Oui, c'est une règle de prudence. On conseille souvent des cures de 3 semaines à 1 mois suivies d'une pause d'une semaine. Cela permet d'éviter que l'organisme ne s'habitue (tolérance), de réduire les risques d'effets secondaires cumulatifs, et de réévaluer si la cure est toujours nécessaire. Certaines plantes adaptogènes peuvent se prendre plus longtemps.
6. Peut-on associer plusieurs plantes ensemble ?
Oui, c'est même la base de la synergie phytothérapeutique. Associer des plantes aux actions complémentaires peut potentialiser les effets et équilibrer la formule (ex : mélange anti-stress : valériane + passiflore + aubépine). En revanche, certaines associations sont contre-indiquées ou dangereuses. Il est préférable de suivre des formules établies par des professionnels.
7. Comment préparer une teinture-mère ou un macérât glycériné soi-même ?
Pour une teinture-mère : mettre des plantes sèches dans un bocal, recouvrir complètement d'alcool alimentaire à 45°-60° (vodka, rhum), fermer hermétiquement. Laisser macérer 3 semaines à l'abri de la lumière en agitant tous les jours. Filtrer et conserver en flacon teinté.
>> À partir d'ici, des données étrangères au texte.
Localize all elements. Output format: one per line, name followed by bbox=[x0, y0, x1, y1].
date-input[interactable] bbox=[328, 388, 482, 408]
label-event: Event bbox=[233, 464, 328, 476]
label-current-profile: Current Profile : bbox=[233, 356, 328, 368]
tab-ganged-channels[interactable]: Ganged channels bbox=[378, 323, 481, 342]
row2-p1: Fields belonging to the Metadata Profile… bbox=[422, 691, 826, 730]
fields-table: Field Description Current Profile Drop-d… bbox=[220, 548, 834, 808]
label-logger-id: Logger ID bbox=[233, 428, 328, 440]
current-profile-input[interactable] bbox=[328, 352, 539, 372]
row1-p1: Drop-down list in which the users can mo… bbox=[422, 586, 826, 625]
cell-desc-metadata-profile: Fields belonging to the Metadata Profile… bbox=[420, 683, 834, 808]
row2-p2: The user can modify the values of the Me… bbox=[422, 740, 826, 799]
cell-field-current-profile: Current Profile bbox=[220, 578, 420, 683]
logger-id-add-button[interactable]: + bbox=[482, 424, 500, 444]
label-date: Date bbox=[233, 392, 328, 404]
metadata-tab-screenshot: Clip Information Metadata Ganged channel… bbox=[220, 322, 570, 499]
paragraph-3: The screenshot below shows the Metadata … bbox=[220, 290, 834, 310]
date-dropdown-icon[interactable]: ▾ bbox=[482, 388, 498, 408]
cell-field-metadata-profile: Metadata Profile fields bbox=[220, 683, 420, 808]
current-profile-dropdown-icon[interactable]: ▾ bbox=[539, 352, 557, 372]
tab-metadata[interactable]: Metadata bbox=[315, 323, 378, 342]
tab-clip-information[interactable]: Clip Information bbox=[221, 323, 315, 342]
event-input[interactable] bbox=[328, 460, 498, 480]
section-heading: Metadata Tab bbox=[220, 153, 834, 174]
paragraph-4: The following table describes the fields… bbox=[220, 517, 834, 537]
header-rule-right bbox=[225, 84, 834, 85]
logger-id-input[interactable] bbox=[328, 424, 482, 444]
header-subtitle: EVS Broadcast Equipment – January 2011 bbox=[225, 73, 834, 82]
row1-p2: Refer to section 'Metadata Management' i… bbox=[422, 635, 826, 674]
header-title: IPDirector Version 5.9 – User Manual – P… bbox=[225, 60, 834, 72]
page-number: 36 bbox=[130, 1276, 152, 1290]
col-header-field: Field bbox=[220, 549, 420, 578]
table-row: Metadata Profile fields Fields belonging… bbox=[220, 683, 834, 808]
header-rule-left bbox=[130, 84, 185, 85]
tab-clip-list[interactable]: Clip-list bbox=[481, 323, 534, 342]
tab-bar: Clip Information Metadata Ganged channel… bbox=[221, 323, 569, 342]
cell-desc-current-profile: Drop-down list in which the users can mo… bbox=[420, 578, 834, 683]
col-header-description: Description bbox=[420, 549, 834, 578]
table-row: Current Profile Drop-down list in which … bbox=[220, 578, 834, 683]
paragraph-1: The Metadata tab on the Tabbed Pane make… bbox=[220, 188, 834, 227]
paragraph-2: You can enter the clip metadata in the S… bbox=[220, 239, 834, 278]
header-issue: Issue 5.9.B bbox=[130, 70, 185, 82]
Le macérât glycériné (extrait de bourgeon) utilise un mélange alcool/glycérine/eau et nécessite plus de précision.
8. Les huiles essentielles font-elles partie de la phytothérapie ?
Oui, l'aromathérapie est une branche spécialisée de la phytothérapie. Les huiles essentielles (HE) sont des concentrés extrêmement puissants de molécules volatiles. Leur usage est plus technique et risqué (toxicité à dose élevée, contre-indications fortes). Elles nécessitent des connaissances pointues et ne doivent pas être confondues avec l'usage simple des plantes en infusion.
9. Où trouver des informations fiables sur les plantes ?
Privilégiez les sources académiques et professionnelles : les monographies de l'OMS ou de l'ESCOP, les ouvrages de référence (« Guide des contre-indications des principales plantes médicinales »), les sites universitaires de facultés de pharmacie. Méfiez-vous des sites commerciaux aux promesses exagérées et des conseils non sourcés sur les forums.
10. Peut-on cultiver ses propres plantes médicinales ? Quelles sont les plus faciles ?
Absolument, c'est gratifiant et garantit la fraîcheur. Commencez par des plantes faciles et utiles : la mélisse (calmante), la menthe (digestive), la camomille romaine (apaisante), le thym (antiseptique), la lavande (cicatrisante) et le romarin (tonique). Choisissez un endroit ensoleillé avec un bon drainage.
💡 Information : Ces réponses sont fournies à titre informatif et éducatif. Elles ne constituent pas un avis médical personnalisé. Consultez toujours un professionnel de santé pour votre situation.